Fiston Mwanza Mujila
Deep Vellum Publishing
18 November 2025
120
eBook - PDF
Poetry
ARC via Edelweiss
The Slaughterhouse of Dreams is rooted in a traditional Congolese form of praise poem, the kasala, that ties together proverbs, origin stories, fables, and riddles into a recitation accompanied by music. In Mwanza Mujila’s skilled hands, this oral tradition becomes a new multimedia form, set to the page while retaining the remarkable drama, emotion, and celebration of its performed root. In The Slaughterhouse of Dreams, multiple lyrical traditions create a hybrid world of global spaces and layers of time. With the rhythmic, frenetic energy that unites his poetry, prose, and performances, Fiston Mwanza Mujila reanimates and simultaneously deconstructs ideas of the (post)colonial environment.
I should preface this review by saying I am not generally a reader of poetry (and certainly not modern poetry); however, I requested this book because the author is Congolese, and that was a country I still needed to check off in my goal to read a book from every country in the world.

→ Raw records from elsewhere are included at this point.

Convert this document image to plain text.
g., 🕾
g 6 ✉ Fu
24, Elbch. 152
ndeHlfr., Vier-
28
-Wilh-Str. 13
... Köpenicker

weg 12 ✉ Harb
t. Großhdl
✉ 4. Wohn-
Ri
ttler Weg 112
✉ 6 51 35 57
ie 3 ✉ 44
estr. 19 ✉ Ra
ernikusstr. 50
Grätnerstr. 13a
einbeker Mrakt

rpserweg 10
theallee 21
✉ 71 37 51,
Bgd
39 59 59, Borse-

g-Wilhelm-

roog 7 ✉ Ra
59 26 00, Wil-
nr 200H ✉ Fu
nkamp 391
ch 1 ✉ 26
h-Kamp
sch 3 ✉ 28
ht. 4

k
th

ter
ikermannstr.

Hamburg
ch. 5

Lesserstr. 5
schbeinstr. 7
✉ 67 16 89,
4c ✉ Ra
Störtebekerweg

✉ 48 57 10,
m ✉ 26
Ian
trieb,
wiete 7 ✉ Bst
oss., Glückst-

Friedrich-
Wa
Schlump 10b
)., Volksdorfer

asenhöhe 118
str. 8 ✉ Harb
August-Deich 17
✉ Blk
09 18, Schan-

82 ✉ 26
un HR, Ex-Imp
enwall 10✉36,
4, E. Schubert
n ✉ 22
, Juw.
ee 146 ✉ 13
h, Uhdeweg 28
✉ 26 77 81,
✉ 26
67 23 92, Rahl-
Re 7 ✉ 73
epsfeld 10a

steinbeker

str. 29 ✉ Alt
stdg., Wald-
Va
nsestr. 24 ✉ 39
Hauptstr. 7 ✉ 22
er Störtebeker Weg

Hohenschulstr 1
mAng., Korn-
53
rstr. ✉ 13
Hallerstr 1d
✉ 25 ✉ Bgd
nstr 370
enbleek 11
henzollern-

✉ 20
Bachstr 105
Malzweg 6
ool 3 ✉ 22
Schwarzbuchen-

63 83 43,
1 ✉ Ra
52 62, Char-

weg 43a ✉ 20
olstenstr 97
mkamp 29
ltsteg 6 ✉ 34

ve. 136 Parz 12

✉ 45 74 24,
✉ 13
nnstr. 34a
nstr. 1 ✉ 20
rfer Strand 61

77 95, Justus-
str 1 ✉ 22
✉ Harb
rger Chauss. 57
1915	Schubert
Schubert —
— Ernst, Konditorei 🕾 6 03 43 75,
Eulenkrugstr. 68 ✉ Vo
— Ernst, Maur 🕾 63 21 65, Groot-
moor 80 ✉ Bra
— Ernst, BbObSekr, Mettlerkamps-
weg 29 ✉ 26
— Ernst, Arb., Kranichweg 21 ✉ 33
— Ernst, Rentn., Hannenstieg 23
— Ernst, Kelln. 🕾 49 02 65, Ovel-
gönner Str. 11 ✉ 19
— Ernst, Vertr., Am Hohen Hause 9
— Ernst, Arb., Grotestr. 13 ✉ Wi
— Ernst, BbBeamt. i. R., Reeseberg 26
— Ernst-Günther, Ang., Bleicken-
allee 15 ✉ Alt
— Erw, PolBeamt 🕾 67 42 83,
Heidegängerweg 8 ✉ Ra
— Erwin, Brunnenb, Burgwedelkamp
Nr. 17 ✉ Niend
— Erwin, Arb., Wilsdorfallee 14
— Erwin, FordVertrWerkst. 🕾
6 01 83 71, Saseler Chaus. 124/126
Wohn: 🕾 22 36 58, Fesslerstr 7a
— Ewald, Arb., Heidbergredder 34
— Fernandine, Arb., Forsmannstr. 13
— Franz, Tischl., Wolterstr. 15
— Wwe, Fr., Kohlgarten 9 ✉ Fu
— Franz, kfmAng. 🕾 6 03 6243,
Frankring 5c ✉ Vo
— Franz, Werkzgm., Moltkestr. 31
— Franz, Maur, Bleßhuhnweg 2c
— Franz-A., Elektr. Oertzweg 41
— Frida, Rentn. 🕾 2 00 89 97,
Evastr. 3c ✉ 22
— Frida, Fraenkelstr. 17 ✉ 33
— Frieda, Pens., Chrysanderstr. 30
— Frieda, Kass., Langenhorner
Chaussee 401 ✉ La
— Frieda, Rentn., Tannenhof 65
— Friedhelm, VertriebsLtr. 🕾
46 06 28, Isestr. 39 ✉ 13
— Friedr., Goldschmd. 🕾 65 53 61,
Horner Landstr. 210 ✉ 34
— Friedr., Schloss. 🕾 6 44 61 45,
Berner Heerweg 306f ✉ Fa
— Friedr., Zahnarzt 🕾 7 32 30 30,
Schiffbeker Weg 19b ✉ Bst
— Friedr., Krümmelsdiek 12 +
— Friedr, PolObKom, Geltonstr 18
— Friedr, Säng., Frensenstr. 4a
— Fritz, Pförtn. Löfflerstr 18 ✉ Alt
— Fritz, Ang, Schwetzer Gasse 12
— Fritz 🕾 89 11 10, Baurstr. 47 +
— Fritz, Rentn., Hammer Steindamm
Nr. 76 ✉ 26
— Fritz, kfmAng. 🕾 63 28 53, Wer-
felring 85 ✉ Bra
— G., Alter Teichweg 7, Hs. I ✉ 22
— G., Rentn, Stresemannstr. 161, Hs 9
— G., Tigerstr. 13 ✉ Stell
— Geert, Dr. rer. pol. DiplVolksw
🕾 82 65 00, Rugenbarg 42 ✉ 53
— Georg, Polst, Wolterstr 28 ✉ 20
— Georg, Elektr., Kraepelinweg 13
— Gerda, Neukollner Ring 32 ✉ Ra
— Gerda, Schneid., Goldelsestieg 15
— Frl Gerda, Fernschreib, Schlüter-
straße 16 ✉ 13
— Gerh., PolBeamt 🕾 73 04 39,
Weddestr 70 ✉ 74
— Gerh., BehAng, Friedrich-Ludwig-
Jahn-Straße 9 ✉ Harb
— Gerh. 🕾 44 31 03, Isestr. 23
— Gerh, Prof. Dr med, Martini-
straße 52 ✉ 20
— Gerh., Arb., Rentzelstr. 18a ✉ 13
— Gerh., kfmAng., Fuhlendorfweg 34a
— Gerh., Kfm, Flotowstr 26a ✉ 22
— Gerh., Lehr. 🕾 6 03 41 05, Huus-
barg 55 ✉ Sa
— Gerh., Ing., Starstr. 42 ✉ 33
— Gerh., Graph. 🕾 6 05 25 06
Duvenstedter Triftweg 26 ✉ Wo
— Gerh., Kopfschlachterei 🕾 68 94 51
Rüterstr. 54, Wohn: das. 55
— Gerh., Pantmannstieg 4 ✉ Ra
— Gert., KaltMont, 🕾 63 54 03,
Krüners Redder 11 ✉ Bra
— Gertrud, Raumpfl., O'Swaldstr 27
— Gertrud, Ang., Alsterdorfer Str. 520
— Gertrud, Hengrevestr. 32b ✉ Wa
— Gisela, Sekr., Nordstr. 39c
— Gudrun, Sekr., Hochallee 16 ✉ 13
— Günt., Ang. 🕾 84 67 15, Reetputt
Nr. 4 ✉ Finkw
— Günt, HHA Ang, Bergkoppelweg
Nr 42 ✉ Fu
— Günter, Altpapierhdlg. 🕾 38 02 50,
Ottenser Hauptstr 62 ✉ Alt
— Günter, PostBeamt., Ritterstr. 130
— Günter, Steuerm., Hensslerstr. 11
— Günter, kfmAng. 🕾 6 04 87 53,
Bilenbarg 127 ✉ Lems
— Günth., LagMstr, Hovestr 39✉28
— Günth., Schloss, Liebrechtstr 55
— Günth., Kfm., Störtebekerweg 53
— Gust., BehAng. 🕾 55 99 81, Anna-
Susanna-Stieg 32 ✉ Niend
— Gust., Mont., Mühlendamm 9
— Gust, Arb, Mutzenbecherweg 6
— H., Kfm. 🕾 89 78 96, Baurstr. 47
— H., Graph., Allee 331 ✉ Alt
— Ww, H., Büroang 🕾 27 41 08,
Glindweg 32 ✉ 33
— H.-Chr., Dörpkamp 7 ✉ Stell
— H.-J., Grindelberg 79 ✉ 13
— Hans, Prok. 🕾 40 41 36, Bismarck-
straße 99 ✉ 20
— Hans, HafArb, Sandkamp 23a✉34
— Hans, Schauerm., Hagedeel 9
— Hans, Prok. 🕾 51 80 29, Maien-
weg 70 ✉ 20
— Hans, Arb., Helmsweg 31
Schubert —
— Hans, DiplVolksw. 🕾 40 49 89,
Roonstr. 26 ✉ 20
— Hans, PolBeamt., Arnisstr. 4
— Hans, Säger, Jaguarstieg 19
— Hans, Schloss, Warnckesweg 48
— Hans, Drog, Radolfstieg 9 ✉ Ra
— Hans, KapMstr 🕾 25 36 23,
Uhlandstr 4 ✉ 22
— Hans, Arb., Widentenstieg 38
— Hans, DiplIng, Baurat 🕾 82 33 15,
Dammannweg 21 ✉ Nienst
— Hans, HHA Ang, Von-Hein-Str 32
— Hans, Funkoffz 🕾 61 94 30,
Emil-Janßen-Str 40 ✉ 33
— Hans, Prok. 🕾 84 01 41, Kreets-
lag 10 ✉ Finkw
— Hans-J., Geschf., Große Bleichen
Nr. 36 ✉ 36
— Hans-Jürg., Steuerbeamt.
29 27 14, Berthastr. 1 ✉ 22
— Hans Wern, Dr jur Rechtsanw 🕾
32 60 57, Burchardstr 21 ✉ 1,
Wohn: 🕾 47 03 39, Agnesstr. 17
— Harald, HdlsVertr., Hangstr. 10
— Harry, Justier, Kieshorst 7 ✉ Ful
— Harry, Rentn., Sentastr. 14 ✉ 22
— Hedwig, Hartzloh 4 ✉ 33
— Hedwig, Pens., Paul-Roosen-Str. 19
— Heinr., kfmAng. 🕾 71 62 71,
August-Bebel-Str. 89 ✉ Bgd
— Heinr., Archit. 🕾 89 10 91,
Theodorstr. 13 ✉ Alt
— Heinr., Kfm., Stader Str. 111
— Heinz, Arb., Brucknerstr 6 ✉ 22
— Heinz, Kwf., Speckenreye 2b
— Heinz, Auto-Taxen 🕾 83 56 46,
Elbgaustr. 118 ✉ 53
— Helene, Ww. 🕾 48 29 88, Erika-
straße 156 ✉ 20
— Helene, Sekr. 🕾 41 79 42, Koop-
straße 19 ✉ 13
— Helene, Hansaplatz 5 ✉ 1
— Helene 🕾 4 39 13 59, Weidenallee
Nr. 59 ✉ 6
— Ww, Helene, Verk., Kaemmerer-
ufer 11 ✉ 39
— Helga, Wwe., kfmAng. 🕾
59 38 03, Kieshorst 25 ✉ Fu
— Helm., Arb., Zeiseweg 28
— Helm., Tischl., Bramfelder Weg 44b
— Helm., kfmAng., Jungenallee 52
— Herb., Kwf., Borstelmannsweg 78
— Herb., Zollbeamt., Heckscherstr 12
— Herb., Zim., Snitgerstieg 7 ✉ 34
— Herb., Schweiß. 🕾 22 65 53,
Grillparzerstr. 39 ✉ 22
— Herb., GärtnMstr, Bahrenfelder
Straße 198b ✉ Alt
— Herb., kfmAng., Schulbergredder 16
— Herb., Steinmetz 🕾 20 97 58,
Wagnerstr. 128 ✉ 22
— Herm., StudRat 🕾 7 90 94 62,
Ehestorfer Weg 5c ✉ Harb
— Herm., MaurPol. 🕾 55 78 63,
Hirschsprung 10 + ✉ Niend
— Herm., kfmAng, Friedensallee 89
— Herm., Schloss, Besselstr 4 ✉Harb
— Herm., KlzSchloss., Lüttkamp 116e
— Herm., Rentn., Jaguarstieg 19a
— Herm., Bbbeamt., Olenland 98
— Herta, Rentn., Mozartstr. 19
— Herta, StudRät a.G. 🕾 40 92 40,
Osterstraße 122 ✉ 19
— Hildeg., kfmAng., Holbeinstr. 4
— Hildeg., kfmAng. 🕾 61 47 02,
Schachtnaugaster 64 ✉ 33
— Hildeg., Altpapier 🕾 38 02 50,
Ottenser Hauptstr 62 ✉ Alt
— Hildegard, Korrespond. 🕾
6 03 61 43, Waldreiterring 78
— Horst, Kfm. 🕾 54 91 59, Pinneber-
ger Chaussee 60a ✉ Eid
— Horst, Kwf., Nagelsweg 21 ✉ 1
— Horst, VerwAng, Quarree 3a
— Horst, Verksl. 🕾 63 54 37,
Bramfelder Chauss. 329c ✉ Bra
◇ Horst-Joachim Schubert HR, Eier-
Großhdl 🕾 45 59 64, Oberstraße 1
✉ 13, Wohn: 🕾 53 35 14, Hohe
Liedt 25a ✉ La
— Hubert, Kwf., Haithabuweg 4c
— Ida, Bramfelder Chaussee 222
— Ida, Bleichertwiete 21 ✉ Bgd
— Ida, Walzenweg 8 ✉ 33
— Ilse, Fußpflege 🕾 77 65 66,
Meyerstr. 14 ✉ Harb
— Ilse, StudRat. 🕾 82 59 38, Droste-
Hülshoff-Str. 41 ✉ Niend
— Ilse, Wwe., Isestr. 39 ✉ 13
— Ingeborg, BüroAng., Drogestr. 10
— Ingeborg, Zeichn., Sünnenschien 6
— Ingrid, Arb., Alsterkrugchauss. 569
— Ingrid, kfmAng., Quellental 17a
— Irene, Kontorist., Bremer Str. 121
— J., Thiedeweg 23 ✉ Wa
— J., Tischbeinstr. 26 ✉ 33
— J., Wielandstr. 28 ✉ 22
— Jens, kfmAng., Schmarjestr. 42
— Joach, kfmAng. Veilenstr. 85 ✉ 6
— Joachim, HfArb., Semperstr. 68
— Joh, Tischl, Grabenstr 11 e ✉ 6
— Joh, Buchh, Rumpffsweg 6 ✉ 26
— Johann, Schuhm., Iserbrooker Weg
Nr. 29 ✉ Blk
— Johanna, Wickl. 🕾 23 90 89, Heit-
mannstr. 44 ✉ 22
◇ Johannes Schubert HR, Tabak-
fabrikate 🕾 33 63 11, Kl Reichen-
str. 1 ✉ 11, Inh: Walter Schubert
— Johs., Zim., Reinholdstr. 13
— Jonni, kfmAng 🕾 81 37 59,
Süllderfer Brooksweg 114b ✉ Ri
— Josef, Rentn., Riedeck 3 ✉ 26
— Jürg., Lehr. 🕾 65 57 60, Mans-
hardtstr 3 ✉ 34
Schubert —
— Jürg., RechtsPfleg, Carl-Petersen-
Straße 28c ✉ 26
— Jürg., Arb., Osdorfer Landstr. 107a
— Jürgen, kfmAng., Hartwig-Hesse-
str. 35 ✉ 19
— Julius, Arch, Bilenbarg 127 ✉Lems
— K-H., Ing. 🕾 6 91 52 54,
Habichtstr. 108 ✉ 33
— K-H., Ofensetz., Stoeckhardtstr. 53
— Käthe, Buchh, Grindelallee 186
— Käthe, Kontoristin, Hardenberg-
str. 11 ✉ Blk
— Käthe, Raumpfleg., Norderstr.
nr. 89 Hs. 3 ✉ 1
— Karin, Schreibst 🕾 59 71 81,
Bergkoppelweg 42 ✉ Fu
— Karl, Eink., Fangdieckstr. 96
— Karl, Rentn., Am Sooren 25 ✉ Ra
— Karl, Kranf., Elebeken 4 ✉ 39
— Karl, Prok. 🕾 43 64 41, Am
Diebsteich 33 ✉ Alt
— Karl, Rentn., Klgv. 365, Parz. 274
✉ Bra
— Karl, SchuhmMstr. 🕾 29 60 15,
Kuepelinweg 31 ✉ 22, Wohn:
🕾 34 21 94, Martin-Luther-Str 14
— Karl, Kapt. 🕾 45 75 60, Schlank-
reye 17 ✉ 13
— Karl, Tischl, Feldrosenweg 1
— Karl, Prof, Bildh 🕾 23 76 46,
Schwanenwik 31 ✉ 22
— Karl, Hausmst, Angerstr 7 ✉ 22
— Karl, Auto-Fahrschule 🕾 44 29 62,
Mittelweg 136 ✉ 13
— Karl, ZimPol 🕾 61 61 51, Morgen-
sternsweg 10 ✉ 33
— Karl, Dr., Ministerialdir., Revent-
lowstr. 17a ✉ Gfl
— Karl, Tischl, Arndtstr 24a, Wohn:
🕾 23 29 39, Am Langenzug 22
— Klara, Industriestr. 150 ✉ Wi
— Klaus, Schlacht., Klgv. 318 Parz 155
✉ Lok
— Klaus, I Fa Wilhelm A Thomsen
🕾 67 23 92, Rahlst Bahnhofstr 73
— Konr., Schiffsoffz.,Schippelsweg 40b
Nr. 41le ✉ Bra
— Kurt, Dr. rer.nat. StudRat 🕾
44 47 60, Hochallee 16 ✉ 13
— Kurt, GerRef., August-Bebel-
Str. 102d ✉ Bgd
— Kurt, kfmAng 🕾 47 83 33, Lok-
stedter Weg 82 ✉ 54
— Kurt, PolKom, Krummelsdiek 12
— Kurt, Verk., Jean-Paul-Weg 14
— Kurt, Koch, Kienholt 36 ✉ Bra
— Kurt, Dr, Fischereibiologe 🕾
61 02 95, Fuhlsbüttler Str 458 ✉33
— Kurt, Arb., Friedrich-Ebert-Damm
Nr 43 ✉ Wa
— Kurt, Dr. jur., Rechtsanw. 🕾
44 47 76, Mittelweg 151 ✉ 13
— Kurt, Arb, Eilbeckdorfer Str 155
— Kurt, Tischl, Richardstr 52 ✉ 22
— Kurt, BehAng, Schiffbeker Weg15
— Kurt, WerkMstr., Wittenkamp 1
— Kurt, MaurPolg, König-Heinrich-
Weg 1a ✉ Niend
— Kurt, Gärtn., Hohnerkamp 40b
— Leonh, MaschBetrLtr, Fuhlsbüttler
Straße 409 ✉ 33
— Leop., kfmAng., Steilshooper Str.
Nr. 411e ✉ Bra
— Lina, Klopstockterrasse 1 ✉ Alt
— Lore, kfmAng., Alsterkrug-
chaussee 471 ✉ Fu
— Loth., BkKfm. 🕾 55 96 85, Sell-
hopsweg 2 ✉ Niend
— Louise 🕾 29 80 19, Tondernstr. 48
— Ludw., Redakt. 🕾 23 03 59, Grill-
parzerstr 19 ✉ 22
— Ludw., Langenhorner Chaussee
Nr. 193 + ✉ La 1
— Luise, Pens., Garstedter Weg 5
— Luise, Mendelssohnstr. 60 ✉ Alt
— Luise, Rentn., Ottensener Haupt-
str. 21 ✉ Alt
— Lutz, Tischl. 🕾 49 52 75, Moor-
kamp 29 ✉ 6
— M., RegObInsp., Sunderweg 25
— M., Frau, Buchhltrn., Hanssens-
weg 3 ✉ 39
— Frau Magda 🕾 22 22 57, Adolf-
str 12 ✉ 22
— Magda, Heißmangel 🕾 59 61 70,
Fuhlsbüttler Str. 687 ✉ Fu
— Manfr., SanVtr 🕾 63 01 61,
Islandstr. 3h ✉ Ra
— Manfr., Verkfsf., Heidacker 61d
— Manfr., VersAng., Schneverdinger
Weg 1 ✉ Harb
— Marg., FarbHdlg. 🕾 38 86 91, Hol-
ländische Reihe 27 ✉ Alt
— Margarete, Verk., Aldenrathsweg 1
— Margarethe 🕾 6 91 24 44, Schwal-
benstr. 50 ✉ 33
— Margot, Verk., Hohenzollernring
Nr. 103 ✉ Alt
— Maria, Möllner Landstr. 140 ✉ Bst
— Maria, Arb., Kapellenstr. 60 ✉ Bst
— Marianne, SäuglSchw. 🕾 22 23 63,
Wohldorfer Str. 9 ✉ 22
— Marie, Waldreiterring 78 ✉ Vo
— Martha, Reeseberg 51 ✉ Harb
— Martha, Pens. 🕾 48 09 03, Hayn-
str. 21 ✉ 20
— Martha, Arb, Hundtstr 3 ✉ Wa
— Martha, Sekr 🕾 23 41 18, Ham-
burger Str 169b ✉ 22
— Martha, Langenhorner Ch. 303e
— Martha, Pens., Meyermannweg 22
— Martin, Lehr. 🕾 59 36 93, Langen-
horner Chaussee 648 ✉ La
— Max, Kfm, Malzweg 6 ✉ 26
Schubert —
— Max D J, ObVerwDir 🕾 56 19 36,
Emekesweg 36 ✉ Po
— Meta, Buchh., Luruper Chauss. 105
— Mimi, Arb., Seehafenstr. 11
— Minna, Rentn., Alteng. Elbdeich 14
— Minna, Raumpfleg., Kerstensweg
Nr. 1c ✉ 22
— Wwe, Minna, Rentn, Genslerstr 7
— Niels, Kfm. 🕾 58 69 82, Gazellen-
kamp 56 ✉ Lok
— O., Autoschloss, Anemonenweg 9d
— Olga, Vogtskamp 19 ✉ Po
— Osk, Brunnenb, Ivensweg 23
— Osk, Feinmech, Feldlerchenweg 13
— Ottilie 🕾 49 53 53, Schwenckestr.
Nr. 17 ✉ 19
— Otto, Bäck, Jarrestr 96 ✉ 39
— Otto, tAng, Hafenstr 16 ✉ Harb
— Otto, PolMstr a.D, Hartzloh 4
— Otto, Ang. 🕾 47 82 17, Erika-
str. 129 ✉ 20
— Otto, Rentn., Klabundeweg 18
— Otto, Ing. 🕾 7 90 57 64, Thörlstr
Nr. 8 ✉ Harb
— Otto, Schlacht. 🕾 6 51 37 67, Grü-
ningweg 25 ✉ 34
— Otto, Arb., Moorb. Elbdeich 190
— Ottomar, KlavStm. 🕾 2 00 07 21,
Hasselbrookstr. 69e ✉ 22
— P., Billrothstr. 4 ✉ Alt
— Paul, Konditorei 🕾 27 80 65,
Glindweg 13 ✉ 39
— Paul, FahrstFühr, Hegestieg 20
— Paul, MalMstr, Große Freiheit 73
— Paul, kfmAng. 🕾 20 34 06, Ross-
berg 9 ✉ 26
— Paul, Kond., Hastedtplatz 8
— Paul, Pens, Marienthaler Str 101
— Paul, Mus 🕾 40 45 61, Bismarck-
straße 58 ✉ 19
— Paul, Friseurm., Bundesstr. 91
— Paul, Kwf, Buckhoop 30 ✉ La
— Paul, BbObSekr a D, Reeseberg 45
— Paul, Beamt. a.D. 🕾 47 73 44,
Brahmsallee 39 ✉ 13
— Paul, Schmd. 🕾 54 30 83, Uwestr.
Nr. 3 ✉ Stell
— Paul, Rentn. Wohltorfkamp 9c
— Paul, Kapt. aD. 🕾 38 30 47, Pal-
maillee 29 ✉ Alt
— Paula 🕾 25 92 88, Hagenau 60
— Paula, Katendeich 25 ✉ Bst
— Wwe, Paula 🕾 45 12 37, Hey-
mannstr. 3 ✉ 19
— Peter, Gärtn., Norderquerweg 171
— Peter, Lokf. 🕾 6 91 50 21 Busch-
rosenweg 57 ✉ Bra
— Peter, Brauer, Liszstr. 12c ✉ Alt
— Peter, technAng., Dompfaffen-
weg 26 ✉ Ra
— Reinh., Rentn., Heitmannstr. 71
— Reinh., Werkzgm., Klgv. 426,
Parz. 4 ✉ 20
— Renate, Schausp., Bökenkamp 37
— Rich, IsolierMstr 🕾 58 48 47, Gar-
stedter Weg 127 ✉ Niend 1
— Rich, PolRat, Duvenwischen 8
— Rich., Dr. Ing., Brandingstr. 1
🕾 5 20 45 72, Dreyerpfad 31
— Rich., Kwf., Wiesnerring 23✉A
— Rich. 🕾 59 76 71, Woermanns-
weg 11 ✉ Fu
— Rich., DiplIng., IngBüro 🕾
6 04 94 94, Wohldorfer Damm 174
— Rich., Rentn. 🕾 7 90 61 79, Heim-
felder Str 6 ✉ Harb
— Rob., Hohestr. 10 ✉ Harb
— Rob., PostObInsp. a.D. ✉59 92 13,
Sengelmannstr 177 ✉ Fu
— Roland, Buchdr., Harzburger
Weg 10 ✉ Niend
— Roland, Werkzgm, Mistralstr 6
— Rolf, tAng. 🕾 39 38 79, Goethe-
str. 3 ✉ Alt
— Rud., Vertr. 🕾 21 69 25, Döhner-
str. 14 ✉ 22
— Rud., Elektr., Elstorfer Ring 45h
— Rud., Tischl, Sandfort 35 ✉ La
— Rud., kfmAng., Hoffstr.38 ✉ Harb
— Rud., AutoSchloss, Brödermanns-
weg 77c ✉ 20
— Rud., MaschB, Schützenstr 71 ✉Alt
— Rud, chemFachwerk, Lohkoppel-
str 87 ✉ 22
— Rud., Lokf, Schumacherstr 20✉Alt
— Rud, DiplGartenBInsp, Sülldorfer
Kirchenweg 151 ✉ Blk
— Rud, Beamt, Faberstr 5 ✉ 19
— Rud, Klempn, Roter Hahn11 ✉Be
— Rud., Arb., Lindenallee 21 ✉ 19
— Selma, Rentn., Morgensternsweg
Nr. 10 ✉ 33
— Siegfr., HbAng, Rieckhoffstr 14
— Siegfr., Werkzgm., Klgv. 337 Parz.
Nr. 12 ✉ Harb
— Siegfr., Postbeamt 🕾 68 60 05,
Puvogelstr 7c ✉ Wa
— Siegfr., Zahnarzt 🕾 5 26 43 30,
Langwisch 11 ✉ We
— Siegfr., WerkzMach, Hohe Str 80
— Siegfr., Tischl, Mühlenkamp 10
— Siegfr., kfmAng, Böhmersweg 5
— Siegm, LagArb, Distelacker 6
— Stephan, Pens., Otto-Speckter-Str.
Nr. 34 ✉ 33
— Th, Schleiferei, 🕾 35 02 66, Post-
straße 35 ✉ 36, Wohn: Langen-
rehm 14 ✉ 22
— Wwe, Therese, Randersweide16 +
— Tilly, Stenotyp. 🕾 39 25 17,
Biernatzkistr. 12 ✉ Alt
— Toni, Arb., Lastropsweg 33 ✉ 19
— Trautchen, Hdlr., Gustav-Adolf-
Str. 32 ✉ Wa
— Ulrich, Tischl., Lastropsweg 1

When I started reading these poems, I was rather confused by many of them. In some, references to colonialism etc. were clear, but in others I could not understand at all what they were about. When I reached the end of the book, however, I found several pages of notes. These helped to elucidate both the poetic style being employed and many of the people and events mentioned that I hadn't known. To my mind, rather than placing this at the end, it would have been helpful to have the relevant notes immediately after each poem they related to because, especially with an eBook, it is hard to flick back and forth between the poems and the notes. Even the interview at the end was helpful in placing the poems in the correct context so they made more sense and their meanings and the intentions behind them were clearer. If I had read this interview first, at the start of the book, and then read the poems I think it would have improved my experience reading them. Overall, I am giving this book 3 stars, noting all the while that I am not a big poetry reader to begin with, so my review should be read with that in mind. If you are planning to read this book, I would recommend reading the end matter before starting the poems, though, as they will then make more sense if, like me, you are approaching them with zero prior knowledge of the Congo or Congolese history.
I received this book as a free eBook ARC via Edelweiss in exchange for an honest review.